Description of the data and file structure for “tj_genes.csv”
Data presented in columns cldn8_2, cldn28, oclna, oclnb, zo1, and marveld2a are relative transcript abundance values (unitless) for cldn 8.2 (Fig. 4A), cldn28b (Fig. 4B), oclna (Fig. 4C), oclnb (Fig. 4D), tjp1b (Fig. 4E), and marveld2a (Fig. 4F). Relative transcript abundance was calculated from raw ct values using the ddCt method (Livak and Schmittgen, 2001; see paper for reference), normalizing the expression of target genes to the reference gene ef1a that did not vary significantly as a function of time of pH (see manuscript and file “tj_ct_refgenes.csv” for raw ct values of reference genes that were analyzed in this study). Transcript abundance was expressed relative to the abundance measured in fish exposed to pH 8.0 for 24 h.
Data in “tj_genes.csv” were obtained from the same individuals (same fish_id) as those presented in “acid_trout.csv” and “tj_ct_refgenes.csv”
Code/Software
Figure generation and statistical analyses from data presented in “tj_genes.csv” were executed using the scripts found in “zimmer_cjfas_20241007_330PM.R” using R Studio version 325 programming language (version 4.3.2) in RStudio (2023.12.1, Build 402).
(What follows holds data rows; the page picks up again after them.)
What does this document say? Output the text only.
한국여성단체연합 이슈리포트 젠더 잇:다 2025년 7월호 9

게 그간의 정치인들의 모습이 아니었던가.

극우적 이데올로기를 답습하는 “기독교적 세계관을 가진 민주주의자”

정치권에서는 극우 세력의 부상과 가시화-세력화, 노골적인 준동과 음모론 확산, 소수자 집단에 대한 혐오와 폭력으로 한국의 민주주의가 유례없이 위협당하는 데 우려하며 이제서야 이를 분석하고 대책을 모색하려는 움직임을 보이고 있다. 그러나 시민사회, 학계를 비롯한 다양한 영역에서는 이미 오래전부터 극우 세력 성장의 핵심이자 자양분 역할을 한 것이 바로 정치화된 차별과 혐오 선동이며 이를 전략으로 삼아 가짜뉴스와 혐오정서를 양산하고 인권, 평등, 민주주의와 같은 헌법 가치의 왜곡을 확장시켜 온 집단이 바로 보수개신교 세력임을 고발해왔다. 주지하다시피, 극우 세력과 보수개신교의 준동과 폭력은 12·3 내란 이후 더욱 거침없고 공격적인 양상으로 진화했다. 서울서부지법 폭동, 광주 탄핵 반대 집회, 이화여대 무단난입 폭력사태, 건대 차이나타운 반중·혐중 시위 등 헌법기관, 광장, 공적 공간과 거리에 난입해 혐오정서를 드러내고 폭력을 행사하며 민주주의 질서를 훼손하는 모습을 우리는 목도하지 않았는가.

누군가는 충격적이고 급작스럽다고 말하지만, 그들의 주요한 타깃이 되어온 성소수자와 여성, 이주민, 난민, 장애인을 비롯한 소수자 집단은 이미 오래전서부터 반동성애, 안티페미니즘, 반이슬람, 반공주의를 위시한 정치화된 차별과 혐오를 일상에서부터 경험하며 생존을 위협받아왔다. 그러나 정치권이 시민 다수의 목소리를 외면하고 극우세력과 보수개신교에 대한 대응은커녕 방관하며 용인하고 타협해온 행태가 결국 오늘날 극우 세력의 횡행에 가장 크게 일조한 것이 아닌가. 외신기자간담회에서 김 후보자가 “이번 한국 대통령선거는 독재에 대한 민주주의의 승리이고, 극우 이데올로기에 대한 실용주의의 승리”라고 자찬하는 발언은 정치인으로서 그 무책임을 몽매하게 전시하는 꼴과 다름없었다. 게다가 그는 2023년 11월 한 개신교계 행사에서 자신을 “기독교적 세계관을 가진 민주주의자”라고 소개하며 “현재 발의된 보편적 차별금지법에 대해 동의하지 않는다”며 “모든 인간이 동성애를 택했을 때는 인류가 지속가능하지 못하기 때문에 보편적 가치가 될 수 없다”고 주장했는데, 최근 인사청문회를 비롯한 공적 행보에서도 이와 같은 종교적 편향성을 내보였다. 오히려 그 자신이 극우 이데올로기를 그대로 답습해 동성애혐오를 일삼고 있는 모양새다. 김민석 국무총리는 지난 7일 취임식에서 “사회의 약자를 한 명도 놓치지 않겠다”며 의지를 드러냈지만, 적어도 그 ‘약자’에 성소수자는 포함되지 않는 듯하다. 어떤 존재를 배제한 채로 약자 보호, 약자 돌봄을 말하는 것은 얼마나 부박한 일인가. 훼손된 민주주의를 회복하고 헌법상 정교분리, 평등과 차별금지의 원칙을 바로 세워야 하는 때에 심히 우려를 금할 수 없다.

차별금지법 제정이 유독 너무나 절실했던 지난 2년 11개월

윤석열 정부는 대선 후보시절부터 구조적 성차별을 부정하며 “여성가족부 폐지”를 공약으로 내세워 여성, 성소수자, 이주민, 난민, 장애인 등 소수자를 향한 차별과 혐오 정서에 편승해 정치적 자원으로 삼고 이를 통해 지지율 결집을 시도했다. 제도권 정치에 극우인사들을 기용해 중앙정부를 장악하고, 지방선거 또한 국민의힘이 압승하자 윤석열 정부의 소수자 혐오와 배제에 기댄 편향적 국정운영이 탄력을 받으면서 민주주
==============================================
tj_ct_refgenes.csv
[Access this dataset on Dryad](https://doi.org/10.5061/dryad.sf7m0cggn)
Dataset in “tj_ct_refgenes.csv” contains raw ct values for two reference genes (ef1a and 18s) and their geometric mean, that were all tested to verify a stable reference gene. The expression of ef1a was ultimately used as the reference gene in the ddCt calculations that generated the relative transcript abundance data in “tj_genes.csv” that is presented in Fig. 4 of the paper.
Description of the data and file structure for “tj_genes.csv”
Data presented in columns ef1a and 18S are raw Ct values for these two reference genes, organized by fish_id that corresponds to the individuals presented in both “tj_genes.csv” and “acid_trout.csv”. Column “genorm” is the geometric mean of the Ct values for ef1a and 18S for each individual fish_id.
Code/Software
Statistical analyses of data presented in “tj_ct_refgenes.csv” were executed using the scripts found in “zimmer_cjfas_20241007_330PM.R” using R Studio version 325 programming language (version 4.3.2) in RStudio (2023.12.1, Build 402) and the result of the statistical analyses is presented in text under “Analytical techniques and calculations”.